You encounter borrowchecker issues? Well, you're just a beginner or not skilled enough. Rust makes you jump through hoops? No it doesn't, it just makes you pay upfront what you otherwise would have. It slows development? No, studies show it doesn't, you must be imagining it.

This is extremely annoying to be on the receiving end of. Even though it comes from a good place (mostly just excitement), it can feel like gaslighting.

chambers · 5 months ago
You should look up the term "zero cost abstractions".

It's the organizing principle of the second generation of Rust's leadership[1]. Formally, it means "zero runtime cost"[2], but the now-former maintainers operated as though it meant Rust could get rid of all cost. The belief was that they can have a language that's faster than C, safer than Ada, more ergonomic than Java, more memory safe than Go, by either making the compiler do more work, or working more on the compiler. In practice, I think this belief caused massive complexity in the compiler, trade-off dishonesty in the community, and bad evangelism in domains unsuited for memory safety (e.g. games programming)

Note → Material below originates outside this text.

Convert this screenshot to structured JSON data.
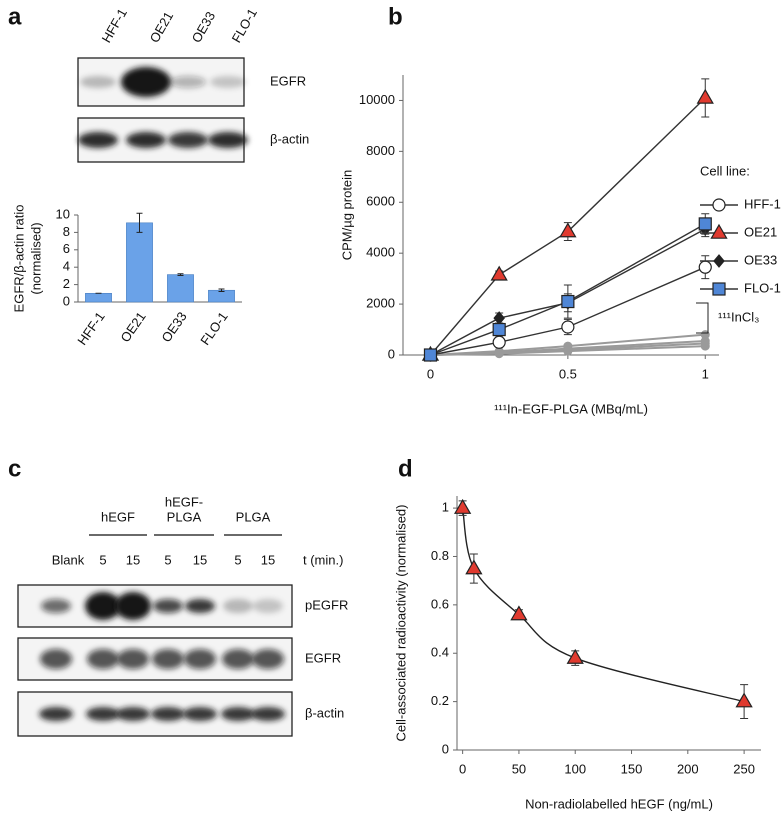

[1] Graydon, the original author of Rust, was against this idea.

[2] The term originates from C++ as "zero overhead" which was smaller in scope, and not a governing principle of the C++ language.

chambers commented on GM Is Pushing Hard to Tank California's EV Mandate   wsj.com/business/autos/ca... · Posted by u/NN88
chambers · 7 months ago
I was in Beijing last year. Many, many EVs on the road, far more than the Bay Area. About half of China's Market is EV's now[1]

The Chinese Government backed up their mandate with money. Lots of money, allocated well, over a long period of time. In the absence of that sustained political will, I think this initiative would have succumbed the infighting and finger-pointing that the article above describes.